Emilio era un tipo con encanto, con mucho encanto, capaz de caer bien incluso a sus enemigos. Conservaba algo de pícaro, que él conciliaba nativamente con cierta disposición cordial quijotesca (de ahí su cariñosa amistad con ese otro quijote sureño: Carlos Cano). En su alquimia personal también cabía un toque de seducción y altanería humphreybogart, de bonhomía machadiana y de un humor entre socarrón y andaluz. Incapaz de rencor, siempre tendía una mano al entendimiento y no aceptaba que la discordia tuviera la última palabra. Sin duda, era una persona muy entrañable, grande en el sentido grande de la palabra. Es lo que se suele decir de alguien cuando muere. Pero conversen con cualquiera que lo trató y comprenderán hasta qué punto es esto verdad. Por supuesto, no era perfecto, nadie es perfecto (su corazón enorme, por ejemplo, tenía facilidad para sentirse herido), pero eso no hace su grandeza menos grande, simplemente la hace real.

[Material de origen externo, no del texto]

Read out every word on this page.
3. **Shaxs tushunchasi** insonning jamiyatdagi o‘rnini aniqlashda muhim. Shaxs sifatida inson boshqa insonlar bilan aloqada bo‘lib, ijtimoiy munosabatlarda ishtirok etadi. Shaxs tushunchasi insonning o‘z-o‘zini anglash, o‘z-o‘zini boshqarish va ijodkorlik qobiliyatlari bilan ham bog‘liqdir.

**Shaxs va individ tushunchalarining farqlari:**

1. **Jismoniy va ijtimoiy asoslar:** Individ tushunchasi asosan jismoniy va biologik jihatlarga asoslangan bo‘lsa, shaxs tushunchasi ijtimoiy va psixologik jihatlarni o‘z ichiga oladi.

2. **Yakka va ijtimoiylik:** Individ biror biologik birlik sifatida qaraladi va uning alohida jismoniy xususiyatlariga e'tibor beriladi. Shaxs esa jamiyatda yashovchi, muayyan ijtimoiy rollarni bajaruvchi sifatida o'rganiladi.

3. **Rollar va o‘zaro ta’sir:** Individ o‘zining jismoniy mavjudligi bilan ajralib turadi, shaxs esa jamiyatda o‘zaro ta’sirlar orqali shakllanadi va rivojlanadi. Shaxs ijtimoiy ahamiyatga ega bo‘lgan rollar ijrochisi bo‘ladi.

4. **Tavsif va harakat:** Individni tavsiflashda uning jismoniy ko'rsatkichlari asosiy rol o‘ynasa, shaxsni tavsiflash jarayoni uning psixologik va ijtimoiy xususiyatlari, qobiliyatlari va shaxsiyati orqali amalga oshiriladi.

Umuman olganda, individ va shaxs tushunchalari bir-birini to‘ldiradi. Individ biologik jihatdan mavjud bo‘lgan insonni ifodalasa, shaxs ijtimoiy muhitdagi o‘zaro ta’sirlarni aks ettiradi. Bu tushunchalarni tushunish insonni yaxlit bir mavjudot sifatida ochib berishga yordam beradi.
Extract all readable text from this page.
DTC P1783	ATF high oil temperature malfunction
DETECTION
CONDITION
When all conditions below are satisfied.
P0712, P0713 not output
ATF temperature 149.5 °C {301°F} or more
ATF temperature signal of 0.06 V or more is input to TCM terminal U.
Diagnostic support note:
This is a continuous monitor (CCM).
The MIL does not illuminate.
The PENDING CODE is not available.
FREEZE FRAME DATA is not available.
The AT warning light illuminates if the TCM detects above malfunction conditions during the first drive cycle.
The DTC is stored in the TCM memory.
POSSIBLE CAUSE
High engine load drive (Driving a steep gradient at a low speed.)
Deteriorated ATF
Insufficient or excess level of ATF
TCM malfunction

Y Emilio era, sobre todo, un amigo. Nunca le conocí un gesto de mezquindad: lo pequeño no encontró, en ninguna de sus modalidades, el menor asidero en él. Son tantas las anécdotas emotivas que se agolpan ahora en mi mente, que darían para escribir un libro o dos. Fardaba con gracia de la galería de fotos en las que aparecía con las personalidades más descollantes de los años 90 y sonreía cuando le decíamos, Juan y yo, que la que de verdad le envidiábamos era la que tenía con Carolina de Mónaco cuando más Carolina de Mónaco que nunca. Conocía como nadie las claves de la hospitalidad, tenía el don de hacer sentir cómodo a quien tenía enfrente. Por eso no es de extrañar que fuera maestro en la buena conversación y el buen vino.
La última vez que lo vi, hace mes y medio, eran visibles las huellas de la contienda que mantenían cuerpo y alma: aquel, lento, frágil, aleve; esta, lúcida, activa, colmada de proyectos. Es por eso que su legado espiritual, ahora que su cuerpo ya no existe, es tan vivo. Reconociéndolo, honrándolo, nos reconocemos y honramos a nosotros mismos. Emilio, te mando un cercanísimo abrazo hambriento y trasterrado, más allá de las sombras, al través de los tiempos y los espacios.